On est bien curieux de savoir où en est le comportement des Français par rapport à l’achat d’une voiture en 2019. En se basant sur la 10e édition de l’étude barométrique annuelle Aramisauto « Les Français et l’automobile », voyons les critères d’achat qui prévalent et ce qui a changé en 10 ans.
Le prix : le critère qui reste prioritaire
En 10 ans, le choix des Français a toujours été dicté par le budget, qu’il s’agisse de l’achat d’un véhicule neuf ou une voiture d’occasion. Ils sont 69 % à le révéler. Faut-il toutefois rappeler qu’il existe des aides financières comme les prêts de la CAF. À ceux-là s’ajoutent les bonus écologiques et les primes à la conversion offerts par l’État lors de l’achat d’un véhicule neuf ou d’occasion plus respectueux de l’environnement.
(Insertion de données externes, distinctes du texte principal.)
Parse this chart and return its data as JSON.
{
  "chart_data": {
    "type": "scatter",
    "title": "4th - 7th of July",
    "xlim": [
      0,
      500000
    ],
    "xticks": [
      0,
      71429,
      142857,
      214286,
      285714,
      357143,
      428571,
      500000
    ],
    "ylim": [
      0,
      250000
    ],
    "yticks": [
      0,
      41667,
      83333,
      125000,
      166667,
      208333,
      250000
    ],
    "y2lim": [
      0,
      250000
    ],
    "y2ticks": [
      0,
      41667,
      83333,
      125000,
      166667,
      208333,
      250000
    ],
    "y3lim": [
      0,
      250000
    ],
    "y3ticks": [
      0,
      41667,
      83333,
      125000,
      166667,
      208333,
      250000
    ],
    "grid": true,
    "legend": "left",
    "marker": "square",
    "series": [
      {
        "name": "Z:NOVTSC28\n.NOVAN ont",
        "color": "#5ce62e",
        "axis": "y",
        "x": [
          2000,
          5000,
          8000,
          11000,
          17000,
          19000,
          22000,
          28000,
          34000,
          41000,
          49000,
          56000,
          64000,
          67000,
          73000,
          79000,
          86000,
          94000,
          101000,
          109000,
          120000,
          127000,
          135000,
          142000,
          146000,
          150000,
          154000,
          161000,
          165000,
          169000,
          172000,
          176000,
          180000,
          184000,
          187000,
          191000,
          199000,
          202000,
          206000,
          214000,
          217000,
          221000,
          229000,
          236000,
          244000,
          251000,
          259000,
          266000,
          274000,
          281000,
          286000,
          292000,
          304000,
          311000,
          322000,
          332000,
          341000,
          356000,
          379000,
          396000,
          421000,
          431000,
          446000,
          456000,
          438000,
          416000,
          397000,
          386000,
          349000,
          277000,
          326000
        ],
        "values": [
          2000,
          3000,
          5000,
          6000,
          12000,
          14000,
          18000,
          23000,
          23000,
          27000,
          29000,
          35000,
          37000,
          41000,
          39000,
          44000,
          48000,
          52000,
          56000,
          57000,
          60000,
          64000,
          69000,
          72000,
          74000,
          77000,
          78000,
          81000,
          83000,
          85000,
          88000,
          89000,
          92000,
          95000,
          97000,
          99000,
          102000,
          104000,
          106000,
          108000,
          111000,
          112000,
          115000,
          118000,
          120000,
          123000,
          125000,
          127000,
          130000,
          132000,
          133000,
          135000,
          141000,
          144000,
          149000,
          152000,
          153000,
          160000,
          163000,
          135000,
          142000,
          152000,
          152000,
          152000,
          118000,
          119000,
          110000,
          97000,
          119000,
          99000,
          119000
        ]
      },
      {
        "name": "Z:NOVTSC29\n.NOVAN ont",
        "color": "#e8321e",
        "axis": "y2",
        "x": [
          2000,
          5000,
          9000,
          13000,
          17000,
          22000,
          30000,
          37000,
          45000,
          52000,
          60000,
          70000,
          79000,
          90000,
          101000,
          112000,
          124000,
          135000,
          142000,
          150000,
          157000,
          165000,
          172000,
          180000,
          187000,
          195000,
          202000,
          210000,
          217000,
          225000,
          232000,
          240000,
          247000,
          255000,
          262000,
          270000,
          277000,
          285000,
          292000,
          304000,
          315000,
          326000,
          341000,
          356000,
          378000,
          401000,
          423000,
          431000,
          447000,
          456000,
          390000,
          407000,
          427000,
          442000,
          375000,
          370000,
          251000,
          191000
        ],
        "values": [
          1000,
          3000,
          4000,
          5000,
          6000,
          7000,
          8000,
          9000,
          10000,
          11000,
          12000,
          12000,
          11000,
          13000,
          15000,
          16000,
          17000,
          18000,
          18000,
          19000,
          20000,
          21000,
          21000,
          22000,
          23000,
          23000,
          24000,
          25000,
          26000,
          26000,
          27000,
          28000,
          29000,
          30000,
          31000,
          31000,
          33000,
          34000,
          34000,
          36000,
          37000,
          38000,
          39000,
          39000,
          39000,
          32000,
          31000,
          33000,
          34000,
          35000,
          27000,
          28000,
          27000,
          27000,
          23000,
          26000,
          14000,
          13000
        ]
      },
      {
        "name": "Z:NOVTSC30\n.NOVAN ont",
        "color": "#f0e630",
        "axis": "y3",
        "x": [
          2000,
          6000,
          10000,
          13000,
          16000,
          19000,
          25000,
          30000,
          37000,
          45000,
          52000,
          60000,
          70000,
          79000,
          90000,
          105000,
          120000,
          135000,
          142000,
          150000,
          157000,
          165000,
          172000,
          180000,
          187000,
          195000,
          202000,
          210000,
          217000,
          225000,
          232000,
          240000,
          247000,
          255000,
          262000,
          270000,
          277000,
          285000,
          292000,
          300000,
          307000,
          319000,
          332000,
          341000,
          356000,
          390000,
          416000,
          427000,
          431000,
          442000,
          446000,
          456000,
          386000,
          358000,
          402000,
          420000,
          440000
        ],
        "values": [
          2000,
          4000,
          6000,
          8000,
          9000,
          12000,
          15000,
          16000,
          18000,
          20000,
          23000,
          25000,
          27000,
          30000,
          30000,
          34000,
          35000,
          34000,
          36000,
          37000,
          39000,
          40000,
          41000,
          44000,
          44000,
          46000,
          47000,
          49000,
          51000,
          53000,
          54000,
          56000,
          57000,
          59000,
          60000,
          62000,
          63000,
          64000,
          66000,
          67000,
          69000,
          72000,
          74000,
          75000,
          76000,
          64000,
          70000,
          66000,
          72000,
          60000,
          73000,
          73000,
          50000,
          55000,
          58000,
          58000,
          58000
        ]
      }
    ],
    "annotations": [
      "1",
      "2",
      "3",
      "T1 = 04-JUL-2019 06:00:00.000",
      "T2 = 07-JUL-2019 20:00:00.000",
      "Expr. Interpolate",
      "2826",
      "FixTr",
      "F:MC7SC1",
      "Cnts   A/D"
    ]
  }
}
Les marques françaises : un choix patriotique
Les chiffres nous démontrent que les Français restent fidèles aux marques de voiture françaises pour plusieurs raisons (55% en 2019 contre 49 % en 2010). Selon l’étude, cet attachement revêt un caractère patriotique, même si leur comportement a, cette année, démontré une légère baisse par rapport en 2018 (41% contre 47%). Par ailleurs, les véhicules français sont reconnus pour leur sécurité ainsi que leur style et design séduisants.
Le côté indispensable de la voiture
Parmi les 73 % des automobilistes qui trouvent que la voiture est indispensable, 87 % habitent en zones périurbaines et 95 % en zones rurales. En réinterrogeant les individus, 54 % d’entre eux trouvent que l’acquisition d’un tel bien est un plaisir, sous réserve d’un sentiment d’obligation. De leur côté, ceux qui apprécient et considèrent l’achat comme un réel plaisir représentent 30 %. Évidemment, il y en a ceux qui déclarent que l’achat d’un véhicule est une contrainte (16 %).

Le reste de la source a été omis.